Die Trennung zwischen Polizei und Geheimdiensten ergibt sich aus verschiedenen gesetzlichen Vorschriften und ihrem Zusammenhang. Doch sie ist nicht unumstritten. Immer wieder wird von politischer Seite versucht die Grenzen zu verwischen. Argumentiert wird dann zum Beispiel mit der eingeschränkten Weitergabe von Informationen zwischen den verschiedenen Behörden.

Über welche Mittel verfügen die Geheimdienste?

Das Bundesamt für den Verfassungsschutz erhielt 2009 rund 160 Millionen Euro aus dem Bundeshaushalt. 2579 Mitarbeiter arbeiteten waren zum Schutz der freiheitlich demokratischen Grundordnung tätig. Der Militärische Abschirmdienst ist personell und finanziell etwa halb so groß: 1213 Bedienstete, ein Zuschuss aus Bundesmitteln von rund 73 Millionen Euro. Der Jahresetat des Bundesnachrichtendienstes lag um ein vielfaches höher. Ihm standen 2009 460 Millionen Euro zur Verfügung. Etwa 6000 Mitarbeiter beschäftigt der Auslandsgeheimdienst.

Hinzu kommen die 16 Landesbehörden für den Verfassungsschutz. Zusammenfassungen über die Zahl der Mitarbeiter und der Etats liegen nicht vor. Denn innere Sicherheit ist Ländersache. Zur Orientierung: im bevölkerungsreichsten Bundesland Nordrhein-Westfalen arbeiteten 2009 338 Mitarbeiter für den Verfassungsschutz. Ihnen standen 4,8 Millionen Euro zur Verfügung.
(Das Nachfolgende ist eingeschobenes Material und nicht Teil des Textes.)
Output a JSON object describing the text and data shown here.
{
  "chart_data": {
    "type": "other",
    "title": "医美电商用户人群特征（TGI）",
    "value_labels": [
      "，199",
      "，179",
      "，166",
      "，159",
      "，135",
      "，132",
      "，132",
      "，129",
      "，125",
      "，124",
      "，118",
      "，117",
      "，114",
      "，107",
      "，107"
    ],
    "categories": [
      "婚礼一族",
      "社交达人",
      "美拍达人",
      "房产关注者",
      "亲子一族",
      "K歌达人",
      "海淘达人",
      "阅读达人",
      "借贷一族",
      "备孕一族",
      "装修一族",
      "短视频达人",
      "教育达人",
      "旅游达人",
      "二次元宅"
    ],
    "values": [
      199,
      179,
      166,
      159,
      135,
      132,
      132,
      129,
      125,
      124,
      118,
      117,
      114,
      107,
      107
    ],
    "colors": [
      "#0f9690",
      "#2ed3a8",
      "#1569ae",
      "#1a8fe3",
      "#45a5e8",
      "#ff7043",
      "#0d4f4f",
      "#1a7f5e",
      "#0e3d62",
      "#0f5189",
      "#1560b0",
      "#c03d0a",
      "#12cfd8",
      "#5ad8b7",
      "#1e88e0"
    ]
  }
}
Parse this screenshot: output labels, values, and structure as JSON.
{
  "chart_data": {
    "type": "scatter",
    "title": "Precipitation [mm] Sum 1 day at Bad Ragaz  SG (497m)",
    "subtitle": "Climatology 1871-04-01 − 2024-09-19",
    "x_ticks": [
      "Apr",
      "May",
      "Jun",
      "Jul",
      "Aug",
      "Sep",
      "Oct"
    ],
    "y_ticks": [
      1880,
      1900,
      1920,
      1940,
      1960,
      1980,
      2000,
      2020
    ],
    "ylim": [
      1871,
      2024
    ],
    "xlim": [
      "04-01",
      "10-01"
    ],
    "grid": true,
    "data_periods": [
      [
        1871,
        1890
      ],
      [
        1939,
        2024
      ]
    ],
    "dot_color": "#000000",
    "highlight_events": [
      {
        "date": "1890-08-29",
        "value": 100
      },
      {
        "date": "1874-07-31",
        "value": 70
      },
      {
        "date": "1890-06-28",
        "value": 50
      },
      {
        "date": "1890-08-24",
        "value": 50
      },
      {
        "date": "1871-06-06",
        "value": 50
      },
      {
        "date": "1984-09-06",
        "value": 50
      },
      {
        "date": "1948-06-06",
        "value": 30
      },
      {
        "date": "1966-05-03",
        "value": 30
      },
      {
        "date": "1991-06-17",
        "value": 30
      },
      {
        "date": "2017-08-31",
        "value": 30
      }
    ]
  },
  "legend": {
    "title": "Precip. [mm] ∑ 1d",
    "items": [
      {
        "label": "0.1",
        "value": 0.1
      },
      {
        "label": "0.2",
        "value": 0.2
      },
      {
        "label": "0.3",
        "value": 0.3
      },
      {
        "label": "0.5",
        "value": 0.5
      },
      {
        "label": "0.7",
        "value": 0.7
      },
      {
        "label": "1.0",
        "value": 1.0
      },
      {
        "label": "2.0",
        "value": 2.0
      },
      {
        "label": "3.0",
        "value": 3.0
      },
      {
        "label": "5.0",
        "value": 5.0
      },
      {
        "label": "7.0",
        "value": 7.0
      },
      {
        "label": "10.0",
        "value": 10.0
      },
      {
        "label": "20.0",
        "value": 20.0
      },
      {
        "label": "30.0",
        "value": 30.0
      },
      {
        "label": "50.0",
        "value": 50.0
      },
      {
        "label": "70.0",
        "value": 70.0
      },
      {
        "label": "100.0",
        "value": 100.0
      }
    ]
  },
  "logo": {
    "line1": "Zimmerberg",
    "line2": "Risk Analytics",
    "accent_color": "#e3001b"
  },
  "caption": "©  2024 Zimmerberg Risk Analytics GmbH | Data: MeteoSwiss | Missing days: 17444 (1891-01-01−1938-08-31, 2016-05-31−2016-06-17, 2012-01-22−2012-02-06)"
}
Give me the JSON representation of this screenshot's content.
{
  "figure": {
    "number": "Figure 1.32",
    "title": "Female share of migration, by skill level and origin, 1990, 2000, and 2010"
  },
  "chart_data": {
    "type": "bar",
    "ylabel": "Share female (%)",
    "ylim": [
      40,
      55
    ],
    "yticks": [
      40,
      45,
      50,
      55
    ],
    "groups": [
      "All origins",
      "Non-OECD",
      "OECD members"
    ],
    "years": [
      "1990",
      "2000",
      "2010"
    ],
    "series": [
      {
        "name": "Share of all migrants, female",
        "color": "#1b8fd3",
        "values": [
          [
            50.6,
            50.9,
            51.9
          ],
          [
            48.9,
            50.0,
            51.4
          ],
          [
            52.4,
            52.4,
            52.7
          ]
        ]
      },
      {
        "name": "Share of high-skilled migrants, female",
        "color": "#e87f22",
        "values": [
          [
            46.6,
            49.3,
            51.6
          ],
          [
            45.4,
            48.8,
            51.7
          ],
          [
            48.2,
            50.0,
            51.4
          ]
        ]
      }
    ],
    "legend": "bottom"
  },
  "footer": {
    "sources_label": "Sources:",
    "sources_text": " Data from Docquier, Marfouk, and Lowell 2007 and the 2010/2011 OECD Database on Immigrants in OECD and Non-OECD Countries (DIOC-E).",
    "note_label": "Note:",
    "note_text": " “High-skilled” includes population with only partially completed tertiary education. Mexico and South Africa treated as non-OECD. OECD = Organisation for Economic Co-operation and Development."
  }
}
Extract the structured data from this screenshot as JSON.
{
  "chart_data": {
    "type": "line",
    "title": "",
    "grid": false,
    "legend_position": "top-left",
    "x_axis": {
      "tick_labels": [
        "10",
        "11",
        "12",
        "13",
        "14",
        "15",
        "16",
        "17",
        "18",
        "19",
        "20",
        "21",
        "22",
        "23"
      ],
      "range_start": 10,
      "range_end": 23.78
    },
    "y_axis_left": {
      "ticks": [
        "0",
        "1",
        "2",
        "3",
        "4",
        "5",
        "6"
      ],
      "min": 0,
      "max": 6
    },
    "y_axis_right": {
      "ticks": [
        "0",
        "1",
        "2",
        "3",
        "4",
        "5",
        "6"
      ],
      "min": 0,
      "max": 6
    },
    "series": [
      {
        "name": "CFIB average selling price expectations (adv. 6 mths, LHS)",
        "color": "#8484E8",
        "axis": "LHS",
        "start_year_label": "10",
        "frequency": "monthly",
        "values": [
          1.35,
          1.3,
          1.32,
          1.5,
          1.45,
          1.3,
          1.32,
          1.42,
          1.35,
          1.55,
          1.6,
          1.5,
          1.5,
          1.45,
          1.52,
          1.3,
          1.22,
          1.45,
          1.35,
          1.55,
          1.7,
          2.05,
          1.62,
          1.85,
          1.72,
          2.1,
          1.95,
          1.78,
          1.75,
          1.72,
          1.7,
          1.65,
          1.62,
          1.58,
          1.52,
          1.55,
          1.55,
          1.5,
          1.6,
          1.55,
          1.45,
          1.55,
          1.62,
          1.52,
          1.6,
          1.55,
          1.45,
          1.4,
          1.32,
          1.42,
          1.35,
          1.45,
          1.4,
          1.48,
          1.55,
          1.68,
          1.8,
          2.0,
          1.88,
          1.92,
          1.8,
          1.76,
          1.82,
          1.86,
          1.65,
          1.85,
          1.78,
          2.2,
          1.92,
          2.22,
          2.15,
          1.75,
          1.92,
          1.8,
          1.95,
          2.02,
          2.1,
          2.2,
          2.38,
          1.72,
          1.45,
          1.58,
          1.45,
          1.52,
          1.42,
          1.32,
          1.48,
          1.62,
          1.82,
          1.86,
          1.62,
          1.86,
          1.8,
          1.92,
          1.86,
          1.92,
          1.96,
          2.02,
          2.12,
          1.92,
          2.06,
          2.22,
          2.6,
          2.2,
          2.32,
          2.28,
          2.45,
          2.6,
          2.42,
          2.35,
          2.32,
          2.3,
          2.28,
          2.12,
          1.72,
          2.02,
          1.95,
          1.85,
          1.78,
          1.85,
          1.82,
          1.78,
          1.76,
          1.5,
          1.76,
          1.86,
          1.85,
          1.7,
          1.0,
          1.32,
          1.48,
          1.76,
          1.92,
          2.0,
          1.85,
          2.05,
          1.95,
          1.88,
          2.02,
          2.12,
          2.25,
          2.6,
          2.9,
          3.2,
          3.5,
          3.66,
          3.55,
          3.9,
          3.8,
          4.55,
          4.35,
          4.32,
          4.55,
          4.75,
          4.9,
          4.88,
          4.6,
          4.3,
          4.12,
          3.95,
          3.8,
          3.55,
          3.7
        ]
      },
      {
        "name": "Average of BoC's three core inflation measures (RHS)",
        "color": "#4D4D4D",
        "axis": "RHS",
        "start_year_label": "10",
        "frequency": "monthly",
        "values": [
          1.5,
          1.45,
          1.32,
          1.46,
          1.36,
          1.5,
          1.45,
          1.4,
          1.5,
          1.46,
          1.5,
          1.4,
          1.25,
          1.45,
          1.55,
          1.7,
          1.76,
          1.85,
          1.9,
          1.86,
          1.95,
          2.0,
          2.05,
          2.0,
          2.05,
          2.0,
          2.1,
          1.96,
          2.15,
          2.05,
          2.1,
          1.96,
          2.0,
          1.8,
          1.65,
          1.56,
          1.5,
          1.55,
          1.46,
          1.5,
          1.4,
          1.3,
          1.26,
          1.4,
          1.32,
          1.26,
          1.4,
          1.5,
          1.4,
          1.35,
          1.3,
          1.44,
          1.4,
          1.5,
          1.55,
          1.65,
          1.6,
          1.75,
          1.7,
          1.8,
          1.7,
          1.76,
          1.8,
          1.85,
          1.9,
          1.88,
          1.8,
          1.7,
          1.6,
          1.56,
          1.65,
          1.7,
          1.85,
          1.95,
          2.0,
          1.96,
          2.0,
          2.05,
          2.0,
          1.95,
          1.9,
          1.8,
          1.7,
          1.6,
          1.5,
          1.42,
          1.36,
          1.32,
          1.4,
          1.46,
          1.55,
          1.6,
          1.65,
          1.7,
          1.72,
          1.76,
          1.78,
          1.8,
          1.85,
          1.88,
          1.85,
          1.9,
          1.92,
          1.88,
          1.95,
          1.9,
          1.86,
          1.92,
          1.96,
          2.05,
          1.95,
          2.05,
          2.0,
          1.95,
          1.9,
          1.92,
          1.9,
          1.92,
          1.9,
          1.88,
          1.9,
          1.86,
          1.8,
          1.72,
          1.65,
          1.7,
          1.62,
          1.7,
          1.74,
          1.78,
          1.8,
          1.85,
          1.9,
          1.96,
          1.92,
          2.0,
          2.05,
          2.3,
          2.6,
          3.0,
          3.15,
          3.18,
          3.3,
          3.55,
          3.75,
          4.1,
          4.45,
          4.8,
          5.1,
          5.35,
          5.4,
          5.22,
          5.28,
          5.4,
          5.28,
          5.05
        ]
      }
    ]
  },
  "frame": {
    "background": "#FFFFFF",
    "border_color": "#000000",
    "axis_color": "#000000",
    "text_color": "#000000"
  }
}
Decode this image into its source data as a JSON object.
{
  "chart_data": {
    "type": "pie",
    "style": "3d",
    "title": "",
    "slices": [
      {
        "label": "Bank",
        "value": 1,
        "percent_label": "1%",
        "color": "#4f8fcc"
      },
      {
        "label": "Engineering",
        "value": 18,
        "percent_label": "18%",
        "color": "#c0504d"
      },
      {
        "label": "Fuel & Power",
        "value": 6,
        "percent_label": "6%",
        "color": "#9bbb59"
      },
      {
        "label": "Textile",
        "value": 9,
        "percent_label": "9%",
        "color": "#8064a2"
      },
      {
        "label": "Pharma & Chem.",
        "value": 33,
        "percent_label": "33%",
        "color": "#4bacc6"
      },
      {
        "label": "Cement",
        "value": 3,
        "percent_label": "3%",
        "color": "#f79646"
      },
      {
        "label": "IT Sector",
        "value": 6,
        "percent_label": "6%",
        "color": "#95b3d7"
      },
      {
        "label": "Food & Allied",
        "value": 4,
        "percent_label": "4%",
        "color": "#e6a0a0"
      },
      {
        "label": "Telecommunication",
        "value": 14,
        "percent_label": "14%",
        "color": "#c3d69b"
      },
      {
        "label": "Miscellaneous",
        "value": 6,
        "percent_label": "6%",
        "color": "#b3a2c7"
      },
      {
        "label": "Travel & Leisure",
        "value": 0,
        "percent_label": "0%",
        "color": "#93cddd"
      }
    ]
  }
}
Nach Berechnungen des brandenburgischen Verfassungsschutzes kommt in der Bundesrepublik auf 14 000 Einwohner etwa ein Verfassungsschützer. Im Vergleich dazu: Das Ministerium für Staatssicherheit beschäftigte etwa 100 000 hauptamtliche Mitarbeiter – einer für je 170 DDR-Bürger.